Two events are available:

  • LlmInvocationEvent — emitted once per LLM call.
  • EmbeddingInvocationEvent — emitted once per embedding call.

Each event exposes:

  • invocation.llmMetadata (or embeddingMetadata) — model name and provider
  • invocation.usage — token counts
  • invocation.cost() — computed cost for that call
  • interactionId — identifier of the originating interaction
  • agentProcess — the agent process that triggered the call (use agentProcess.id to group, agentProcess.agent.name to label)

Implement AgenticEventListener and react to the events you care about. The listener is registered like any other Embabel event listener.

public class OrganizationCostTracker implements AgenticEventListener {
private final ConcurrentMap<String, DoubleAdder> costPerAgent = new ConcurrentHashMap<>();
@Override
public void onProcessEvent(AgentProcessEvent event) {
if (event instanceof LlmInvocationEvent llm) {
costPerAgent
.computeIfAbsent(llm.getAgentProcess().getAgent().getName(), k -> new DoubleAdder())
.add(llm.getInvocation().cost());
}
}
}

The same pattern works for EmbeddingInvocationEvent.

Blocking spending: the Budget Guardrail pattern

Section titled “Blocking spending: the Budget Guardrail pattern”

Cost events fire after the call completes, so they cannot stop the call that just ran. What they can do is stop the next one.

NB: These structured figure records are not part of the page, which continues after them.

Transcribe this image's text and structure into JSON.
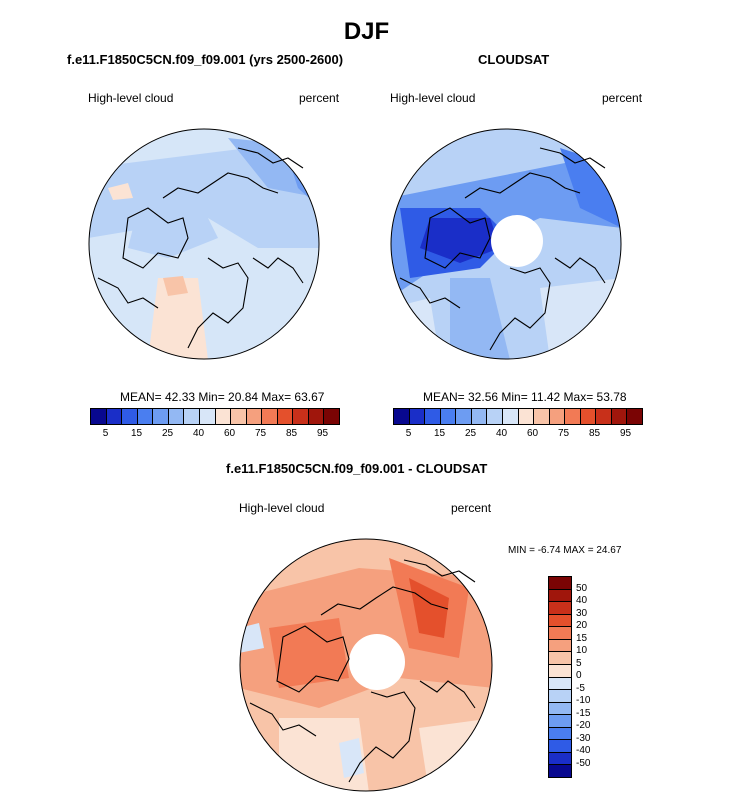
{
  "title": "DJF",
  "panels": [
    {
      "name": "f.e11.F1850C5CN.f09_f09.001 (yrs 2500-2600)",
      "left_label": "High-level cloud",
      "right_label": "percent",
      "stats": "MEAN=  42.33  Min=  20.84  Max=  63.67"
    },
    {
      "name": "CLOUDSAT",
      "left_label": "High-level cloud",
      "right_label": "percent",
      "stats": "MEAN=  32.56  Min=  11.42  Max=  53.78"
    },
    {
      "name": "f.e11.F1850C5CN.f09_f09.001 - CLOUDSAT",
      "left_label": "High-level cloud",
      "right_label": "percent",
      "stats": "MIN =  -6.74 MAX =  24.67"
    }
  ],
  "abs_colorbar": {
    "colors": [
      "#08088f",
      "#1a2ec8",
      "#2f5be6",
      "#4a7ef0",
      "#6d9cf2",
      "#93b8f3",
      "#b8d2f6",
      "#d8e6f8",
      "#fbe3d4",
      "#f8c4a8",
      "#f5a07e",
      "#f27a55",
      "#e4502c",
      "#c8301a",
      "#a0160c",
      "#7a0404"
    ],
    "tick_labels": [
      "5",
      "15",
      "25",
      "40",
      "60",
      "75",
      "85",
      "95"
    ]
  },
  "diff_colorbar": {
    "colors": [
      "#7a0404",
      "#a0160c",
      "#c8301a",
      "#e4502c",
      "#f27a55",
      "#f5a07e",
      "#f8c4a8",
      "#fbe3d4",
      "#d8e6f8",
      "#b8d2f6",
      "#93b8f3",
      "#6d9cf2",
      "#4a7ef0",
      "#2f5be6",
      "#1a2ec8",
      "#08088f"
    ],
    "tick_labels": [
      "50",
      "40",
      "30",
      "20",
      "15",
      "10",
      "5",
      "0",
      "-5",
      "-10",
      "-15",
      "-20",
      "-30",
      "-40",
      "-50"
    ]
  },
  "colors": {
    "model_base": "#d6e6f8",
    "cloudsat_base": "#b8d2f6",
    "diff_base": "#f8c4a8",
    "coast": "#000000"
  }
}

The pattern combines two pieces you already know:

  1. A listener that counts. Subscribe to LlmInvocationEvent and accumulate cost or tokens against the key you care about — agent process id, tenant, end user.
  2. A guardrail that blocks. A UserInputGuardRail reads the counter before the next LLM call. If the budget is exceeded, the guardrail returns a CRITICAL validation error and the call never happens.
LLM call ───► LlmInvocationEvent ─┐
counter (per agent / tenant / user)
next call ──► UserInputGuardRail reads counter ────────┘
over budget? ──► CRITICAL ──► call blocked

The counter lives in your listener; the decision lives in your guardrail. Embabel wires both into the agent process for you. See Working with Guardrails for how to register a UserInputGuardRail and how CRITICAL validation errors stop execution.